Advices and common pitfalls:

  • Self-service starts at home: don't forget you do have online check-in and digital keys at hand; with kiosks being the only option at the property, you may want to review your email templates and your pre-arrival communication strategy so that you can be even more convincing. The more people use their own devices, the fewer kiosks and guests around the lobby you're gonna have. Besides, our phones are not only a familiar device but they often have our preferred payment methods, our saved address, phone, email, full name, and even our preferred accessibility features like contrast and font size (anyone who's grandma uses a mobile phone knows what I am talking about)… so the guest experience will likely be superior then what any kiosk? (which is a foreign device/system). 
     
  • Your lobby must invite kiosk usage. This is an interior design problem. Many times hotels just add a desk with kiosks on it, but the lobby itself was originally designed to take people to the front desk and that was never modified. Specially, if you still have somebody at the front desk, working as a concierge or dealing with exceptional cases that the kiosk will not be able to handle (e.g. mid-stay room moves), if your physical layout does not give preference to the kiosks, and leaves the old desk at the last favorable position, people will naturally queue to the desk again. I've observed this a few months ago in Amsterdam at a hotel: there was one receptionist, a long queue to check in, and six lonely kiosks that everyone was just walking by (and I did use the kiosks, they worked perfectly). A very different example is what you're going to find at citizenM: there is no way of entering a citizen hotel, and ignoring the kiosks there; if you look carefully, you might see that there is a computer hidden somewhere, but it's not evident nor inviting to approach that station.
     
  • Guest communications will be key for these new "host" roles. There is one thing kiosks cannot do: answer unique questions and recommend experiences. So you want to make sure your staff is ready, not only in volumes to handle quick answering instant messages (e.g. through the guest portal, or whatever other methods you offer your guests), but also in skill. 
    If you look at the amount of time a typical receptionist spends just doing clerical tasks, compared to, for example, with giving advices on their favorite restaurants, you will see that this will turn upside down with self-service. The hosts are much more of a Concierge/friend who knows the city, then a clerical assistant, that issues, keys and types passport numbers into a system. I would say this is the biggest change you will see.
    Depending on your hotel concept, some hotels allow hosts to sit around the lobby with the guests to provide those interactions - a bit like when you go visit a high-end interior design shop and y'all sit around the demo living room. Other hotels prefer to do a bit more like an Apple store concept, with close but still clear boundaries between the staff and the guests.
     
  • I find partial transitions hard to succeed. The "old way" will often outperform, not because it's better but because it's what everyone is familiar with (fewer chances of mistakes - and anything that could go wrong has already happened before, so there's less "surprises"). It's better to do, like you seem to be doing, a whole hotel as a pilot than a "50/50" reception with a few kiosks and still receptionists doing what they always did. 

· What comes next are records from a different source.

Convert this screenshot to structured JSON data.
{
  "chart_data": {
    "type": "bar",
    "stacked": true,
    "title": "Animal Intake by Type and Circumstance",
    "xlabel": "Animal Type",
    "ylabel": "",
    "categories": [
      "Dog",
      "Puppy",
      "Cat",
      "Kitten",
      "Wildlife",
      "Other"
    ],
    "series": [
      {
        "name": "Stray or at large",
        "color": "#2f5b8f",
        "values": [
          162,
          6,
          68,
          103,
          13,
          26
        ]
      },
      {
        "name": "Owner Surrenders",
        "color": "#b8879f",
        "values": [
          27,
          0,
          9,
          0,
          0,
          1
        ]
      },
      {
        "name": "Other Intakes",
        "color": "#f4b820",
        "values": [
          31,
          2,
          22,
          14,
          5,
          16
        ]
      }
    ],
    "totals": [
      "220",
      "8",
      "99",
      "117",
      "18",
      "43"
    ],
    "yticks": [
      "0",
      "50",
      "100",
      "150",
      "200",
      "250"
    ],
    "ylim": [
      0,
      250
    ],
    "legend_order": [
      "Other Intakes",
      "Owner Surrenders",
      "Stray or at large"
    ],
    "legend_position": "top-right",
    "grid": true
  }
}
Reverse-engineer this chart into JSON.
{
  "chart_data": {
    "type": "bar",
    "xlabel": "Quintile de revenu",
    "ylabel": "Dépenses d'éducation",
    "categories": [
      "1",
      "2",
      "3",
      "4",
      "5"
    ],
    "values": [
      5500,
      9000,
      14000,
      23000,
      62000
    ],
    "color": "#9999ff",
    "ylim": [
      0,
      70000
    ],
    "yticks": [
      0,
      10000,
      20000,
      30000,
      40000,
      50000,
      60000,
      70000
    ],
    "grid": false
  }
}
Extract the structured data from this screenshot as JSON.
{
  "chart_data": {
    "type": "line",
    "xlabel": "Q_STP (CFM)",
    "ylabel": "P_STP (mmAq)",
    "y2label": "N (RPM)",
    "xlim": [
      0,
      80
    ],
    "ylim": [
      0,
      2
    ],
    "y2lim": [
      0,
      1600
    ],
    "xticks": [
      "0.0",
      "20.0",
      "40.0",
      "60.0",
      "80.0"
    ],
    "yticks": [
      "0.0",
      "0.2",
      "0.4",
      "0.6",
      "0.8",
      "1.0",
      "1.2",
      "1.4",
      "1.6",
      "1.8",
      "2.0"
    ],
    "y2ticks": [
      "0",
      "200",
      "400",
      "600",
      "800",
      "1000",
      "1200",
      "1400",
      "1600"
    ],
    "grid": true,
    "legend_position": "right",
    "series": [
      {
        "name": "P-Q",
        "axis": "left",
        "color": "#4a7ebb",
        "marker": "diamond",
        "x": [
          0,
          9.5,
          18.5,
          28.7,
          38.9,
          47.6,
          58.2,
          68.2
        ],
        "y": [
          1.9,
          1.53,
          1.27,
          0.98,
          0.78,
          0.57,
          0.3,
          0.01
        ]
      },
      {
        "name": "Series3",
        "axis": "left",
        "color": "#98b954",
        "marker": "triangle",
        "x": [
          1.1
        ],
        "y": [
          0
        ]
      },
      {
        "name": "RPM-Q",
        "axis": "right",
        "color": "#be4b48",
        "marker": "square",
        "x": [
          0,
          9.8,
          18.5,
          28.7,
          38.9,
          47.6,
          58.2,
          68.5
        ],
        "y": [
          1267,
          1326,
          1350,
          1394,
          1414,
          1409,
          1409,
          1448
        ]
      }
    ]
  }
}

I hope this helps! Feel free to reach out for more questions. I did not say anything about the solution I recommend (cause it's Mews, of course 😉) to avoid this becoming a sales pitch; but we can also have a chat about the benefits of sticking to a single provider if you want. Please do keep us posted on your findings and business needs via your CSM, as there may be improvements coming up soon and your feedback helps us shape our upcoming work. 💙

Yours,


Hi @ettore.zotarelli thanks so much for you detailed answer, this really helps! I love the insight that the visit to the current receptionist is mandatory, and the lobby host is there if you need it - and only if you want it! Such a new perspective. I will definitely keep @Jason.Warnaar updated on the process coming months. It’s an exciting new chapter we’re starting! Thanks again!